4.                             Au vu des considérants qui précèdent, l'estimation fiscale de la parcelle n° 2447 de la Commune de Lausanne doit être arrêtée à Fr. 669'000.-- (Fr. 815'000.-- + Fr. 523'000.-- : 2). La décision attaquée, qui retient une estimation de Fr. 755'000.--, doit être corrigée en ce sens.

                                Le recourant a conclu à une estimation fiscale de Fr. 400'000.-- pour la parcelle n° 2447. Le recours doit donc être considéré comme partiellement admis, ce qui justifie le prélèvement d'un émolument réduit que le tribunal arrête à Fr. 600.--. Pour les mêmes raisons, il ne se justifie pas d'allouer au recourant les dépens qu'il a requis (art. 55 al. 2 LJPA).

 

Par ces motifs,

le Tribunal administratif

a r r ê t e :

 

I.                 Le recours est partiellement admis.

II.                La décision rendue sur recours le 11 janvier 1994 par la Commission d'estimation fiscale des immeubles du district de Lausanne, est réformée en ce sens que l'estimation fiscale de la parcelle n° 2447 est ramenée de Fr. 755'000.-- à Fr. 669'000.--.

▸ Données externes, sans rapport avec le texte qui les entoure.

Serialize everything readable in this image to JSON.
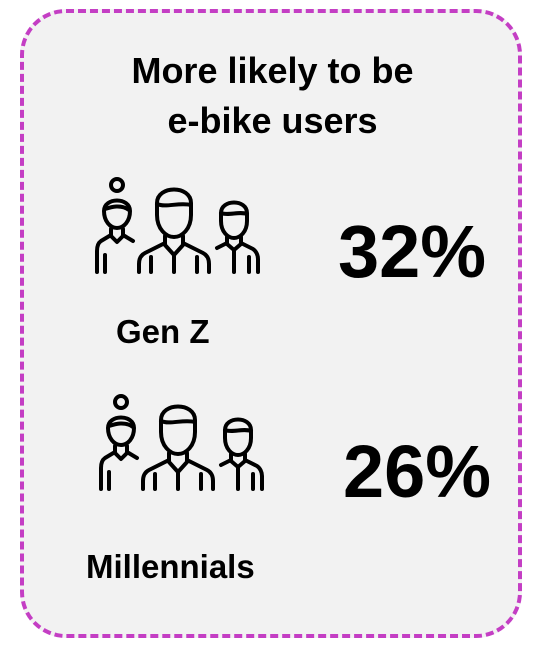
{
  "card": {
    "title_line1": "More likely to be",
    "title_line2": "e-bike users",
    "border_color": "#c43ec4",
    "background_color": "#f2f2f2"
  },
  "segments": [
    {
      "label": "Gen Z",
      "percent": "32%",
      "icon": "people-group-icon"
    },
    {
      "label": "Millennials",
      "percent": "26%",
      "icon": "people-group-icon"
    }
  ]
}
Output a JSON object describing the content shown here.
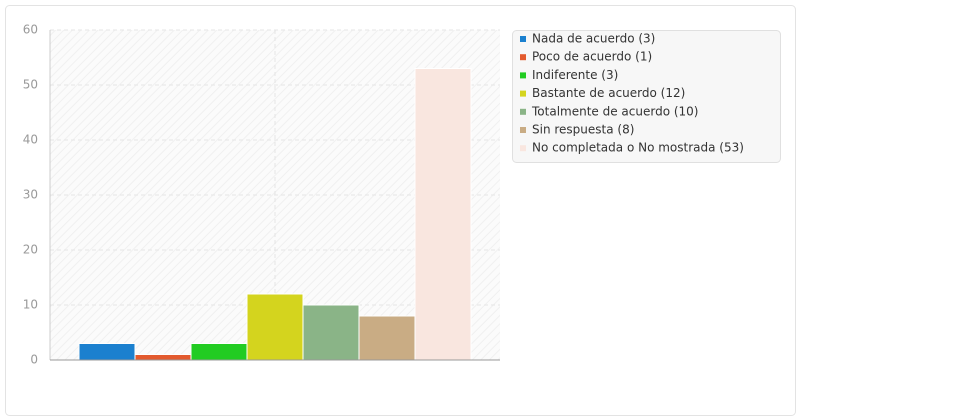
{
  "chart_data": {
    "type": "bar",
    "categories": [
      null
    ],
    "series": [
      {
        "name": "Nada de acuerdo (3)",
        "color": "#1b80cf",
        "values": [
          3
        ]
      },
      {
        "name": "Poco de acuerdo (1)",
        "color": "#e35a2e",
        "values": [
          1
        ]
      },
      {
        "name": "Indiferente (3)",
        "color": "#22cc22",
        "values": [
          3
        ]
      },
      {
        "name": "Bastante de acuerdo (12)",
        "color": "#d4d41e",
        "values": [
          12
        ]
      },
      {
        "name": "Totalmente de acuerdo (10)",
        "color": "#8ab487",
        "values": [
          10
        ]
      },
      {
        "name": "Sin respuesta (8)",
        "color": "#c9ac84",
        "values": [
          8
        ]
      },
      {
        "name": "No completada o No mostrada (53)",
        "color": "#f9e6df",
        "values": [
          53
        ]
      }
    ],
    "ylim": [
      0,
      60
    ],
    "yticks": [
      0,
      10,
      20,
      30,
      40,
      50,
      60
    ],
    "grid": true,
    "legend": "right"
  }
}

III                Un émolument de Fr. 600.-- (six cents francs) est mis à la charge du recourant Jean-Roger Lavanchy.

IV.               Il n'est pas alloué de dépens.

 

mp/Lausanne, le 15 août 1994

 

 

Au nom du Tribunal administratif :

Le président :                                                                                                                                     Le greffier :

 

 

 

 

 

 

 

 

 

 

 

 

 

 

 

Le présent arrêt est communiqué aux destinataires de l'avis d'envoi ci-joint.